Worker-owned apps are redefining the sharing economy | MarketingwithAnoy

In order to compete with well-funded private platforms, active state and municipal intervention is essential for platform cooperatives. This could be through procurement policies that give platform cooperatives priority over privately owned companies, conduct research on how laws need to be adapted around shifts in digital technology, and designate public spaces to be used as platform cooperative hubs. Examples of this already exist: the Kerala government has promised to help establish 4,000 platform cooperatives over the next five years and in 2016 Barcelona City Council launched Decidiman open source platform that enables citizens to take part in democratic decisions, including the creation of platform cooperatives.

“The key is a combination of robust regulation at the municipal level plus a gradual expansion of cooperatives,” says Schor. “One option is municipally owned coops, which are large enough to compete with the private platforms – I would like to see a city or two try this.”

The city of Bologna, Italy, has supported cooperatives and labor rights for decades, and now its municipal institutions act as incubators and facilitators of ethical alternatives to the concert economy and its digital infrastructure. One of these is cooperative for food delivery Design Etiche (Ethical deliveries), co-planned by city designers, local shop owners, academics and representatives of the concert workers’ union early in Bologna’s Covid-19 lockdown.

Consegne Etiche started by providing antiviral masks to residents’ homes and then expanded to other essentials for people who could not leave the home. Riders always get a fixed rate of $ 9 per. hour. It now also supplies books to people who are unable to come to the library, for which it receives 15,000 euros (approximately $ 15,600) in European support annually, and to those who live in particularly economically and socially fragile areas of Bologna, such as the receives another 15,000 euros each year.

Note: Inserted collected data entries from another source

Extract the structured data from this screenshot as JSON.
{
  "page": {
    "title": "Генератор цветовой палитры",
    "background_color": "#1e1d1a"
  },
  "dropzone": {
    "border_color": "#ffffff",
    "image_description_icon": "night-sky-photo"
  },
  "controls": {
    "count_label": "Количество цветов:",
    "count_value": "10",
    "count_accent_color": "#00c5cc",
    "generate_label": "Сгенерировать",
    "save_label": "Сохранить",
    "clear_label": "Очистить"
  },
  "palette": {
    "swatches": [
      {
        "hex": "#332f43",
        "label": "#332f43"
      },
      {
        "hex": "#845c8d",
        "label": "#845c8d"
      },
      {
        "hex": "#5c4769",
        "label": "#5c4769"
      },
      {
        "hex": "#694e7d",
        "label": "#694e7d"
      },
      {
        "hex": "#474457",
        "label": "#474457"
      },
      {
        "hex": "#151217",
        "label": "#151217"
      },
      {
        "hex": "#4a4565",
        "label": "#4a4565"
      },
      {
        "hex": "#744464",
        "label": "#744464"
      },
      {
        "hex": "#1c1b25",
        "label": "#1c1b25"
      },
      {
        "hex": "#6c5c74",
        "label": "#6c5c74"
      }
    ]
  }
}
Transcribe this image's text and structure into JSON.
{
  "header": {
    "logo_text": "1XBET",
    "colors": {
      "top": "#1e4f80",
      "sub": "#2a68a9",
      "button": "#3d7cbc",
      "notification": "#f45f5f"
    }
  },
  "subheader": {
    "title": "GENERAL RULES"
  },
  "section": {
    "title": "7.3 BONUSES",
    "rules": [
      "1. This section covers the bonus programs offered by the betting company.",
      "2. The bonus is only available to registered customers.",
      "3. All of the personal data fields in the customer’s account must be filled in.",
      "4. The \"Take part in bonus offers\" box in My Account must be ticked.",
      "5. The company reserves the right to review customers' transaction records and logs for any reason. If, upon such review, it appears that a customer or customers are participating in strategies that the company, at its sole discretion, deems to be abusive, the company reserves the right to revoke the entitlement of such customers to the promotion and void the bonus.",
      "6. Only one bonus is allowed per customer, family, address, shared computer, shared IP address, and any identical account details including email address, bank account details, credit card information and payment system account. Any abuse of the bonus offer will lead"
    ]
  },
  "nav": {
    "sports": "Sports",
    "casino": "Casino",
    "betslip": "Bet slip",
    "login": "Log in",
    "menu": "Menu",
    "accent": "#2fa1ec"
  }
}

But government-backed cooperatives are popping up elsewhere as well. To help drivers cope with rising fuel prices, the mayor of the Brazilian city of Araraquara helped set up the co-op Coomappa, who worked with a traditional software company to build a ride-hailing platform. Prices start from R $ 2.50 (about 50 cents) and it pays drivers 95 percent of revenue, which means they earn 40 percent more than they do on other platforms. Without rising prices and low cancellation rates, it is also popular with passengers.

Even with appropriate funding, it is not easy to find team members with the expertise to build the collaboration models and develop the digital tools. “Most people who learn to build businesses build them for their own wealth, not to target social change and grow the prosperity of society,” says Forman. Driver Cooperative appeals to volunteers in the coming months, especially Big Tech employees who can donate their time and knowledge to help them grow. It plans to roll out a three-month scholarship in hopes of attracting highly educated technology workers who are in the middle of high-paying jobs. They would earn a monthly scholarship to learn about the platform’s cooperative model in return for refining the app and imparting wisdom about the internal features of a larger, traditional technology company.

As these projects grow, it will not be possible to apply the same success metrics as a Silicon Valley concert finance startup. Instead of the number of downloads, funding round value or profit, the focus is on whether it achieves its social and environmental goals and serves its member workers. “We do not have the constant flow of travel like Uber or Lyft, but we have piloted hourly wages, and the next step will be benefits such as paid leave,” says Forman. “Refinancing car purchases means one of our members went from paying $ 1,500 to $ 500 a month and can finally go on vacation while another got married because he no longer works all the time.”